For Ellen and John Lawler of Echo Park, who traveled to China with Brown and Genovese, the initial trafficking reports came as a shock. They plan to return to Jiangsu province to search for their daughter Jemma’s biological parents. They have an advantage: The orphanage director wrote a book with photographs of adoptive families so residents of Gaoyou could see that the children were being cared for.
“He wanted to lay the groundwork for the possibility of birth parents coming forward,” Ellen Lawler said.
Meanwhile, with China adoptions now taking several years, the Lawlers are seeking to adopt a second child, this time from Ethiopia, where distressing reports of trafficking have also surfaced.

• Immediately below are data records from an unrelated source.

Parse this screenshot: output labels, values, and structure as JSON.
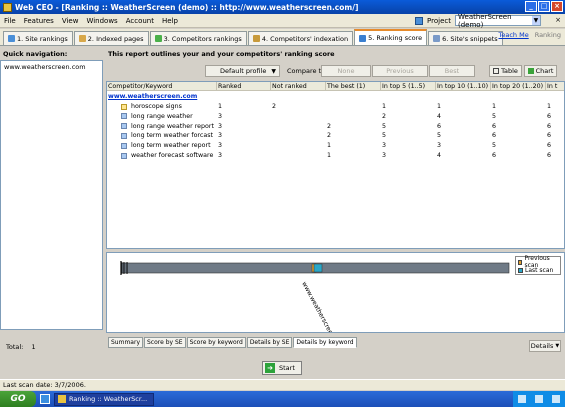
{
  "window": {
    "title": "Web CEO - [Ranking :: WeatherScreen (demo) :: http://www.weatherscreen.com/]"
  },
  "menu": {
    "items": [
      "File",
      "Features",
      "View",
      "Windows",
      "Account",
      "Help"
    ],
    "project_label": "Project",
    "project_value": "WeatherScreen (demo)"
  },
  "tabs": {
    "items": [
      {
        "label": "1. Site rankings"
      },
      {
        "label": "2. Indexed pages"
      },
      {
        "label": "3. Competitors rankings"
      },
      {
        "label": "4. Competitors' indexation"
      },
      {
        "label": "5. Ranking score"
      },
      {
        "label": "6. Site's snippets"
      }
    ],
    "active_index": 4,
    "teach_me": "Teach Me",
    "ranking": "Ranking"
  },
  "left": {
    "heading": "Quick navigation:",
    "items": [
      "www.weatherscreen.com"
    ],
    "total_label": "Total:",
    "total_value": "1"
  },
  "main": {
    "heading": "This report outlines your and your competitors' ranking score",
    "profile": "Default profile",
    "compare_to": "Compare to:",
    "compare_buttons": [
      "None",
      "Previous",
      "Best"
    ],
    "view_buttons": [
      "Table",
      "Chart"
    ]
  },
  "table": {
    "columns": [
      "Competitor/Keyword",
      "Ranked",
      "Not ranked",
      "The best (1)",
      "In top 5 (1..5)",
      "In top 10 (1..10)",
      "In top 20 (1..20)",
      "In t"
    ],
    "site": "www.weatherscreen.com",
    "rows": [
      {
        "keyword": "horoscope signs",
        "icon": "yellow",
        "cells": [
          "1",
          "2",
          "",
          "1",
          "1",
          "1",
          "1"
        ]
      },
      {
        "keyword": "long range weather",
        "icon": "blue",
        "cells": [
          "3",
          "",
          "",
          "2",
          "4",
          "5",
          "6"
        ]
      },
      {
        "keyword": "long range weather report",
        "icon": "blue",
        "cells": [
          "3",
          "",
          "2",
          "5",
          "6",
          "6",
          "6"
        ]
      },
      {
        "keyword": "long term weather forcast",
        "icon": "blue",
        "cells": [
          "3",
          "",
          "2",
          "5",
          "5",
          "6",
          "6"
        ]
      },
      {
        "keyword": "long term weather report",
        "icon": "blue",
        "cells": [
          "3",
          "",
          "1",
          "3",
          "3",
          "5",
          "6"
        ]
      },
      {
        "keyword": "weather forecast software",
        "icon": "blue",
        "cells": [
          "3",
          "",
          "1",
          "3",
          "4",
          "6",
          "6"
        ]
      }
    ]
  },
  "chart_data": {
    "type": "bar",
    "categories": [
      "www.weatherscreen.com"
    ],
    "series": [
      {
        "name": "Previous scan",
        "color": "#e0a030"
      },
      {
        "name": "Last scan",
        "color": "#2aa7c8"
      }
    ]
  },
  "subtabs": {
    "items": [
      "Summary",
      "Score by SE",
      "Score by keyword",
      "Details by SE",
      "Details by keyword"
    ],
    "active_index": 4,
    "details_button": "Details"
  },
  "actions": {
    "start": "Start"
  },
  "status": {
    "text": "Last scan date: 3/7/2006."
  },
  "taskbar": {
    "start": "GO",
    "task": "Ranking :: WeatherScr..."
  }
}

“I’ve discussed this with [our] agency, and I’ve been reassured,” Ellen Lawler said. “But I could be accepting it because it’s what I want to hear.”
Although Gardner, a supervising producer for the “Saving Grace” TV series, doesn’t expect to take Zoe back to China for at least a year, she is already considering the complicated logistics. She has an important clue that many parents don’t have: photos of the foster mother in China who cared for the child until a couple of weeks before the adoption.
Gardner would probably hire a translator for the trip, since she speaks no Mandarin. She would invite other parents who traveled to China in 2003 with her and her former husband, Gary Stetler, to join forces and make the journey together.
More daunting, she acknowledged, is how an adoptive mother in the United States could “make amends for such a tragic thing,” if she learned that her daughter had been bartered.
“I don’t have an answer for that,” she said. But she is certain of this: “I would want that family to know Zoe and her to know them.”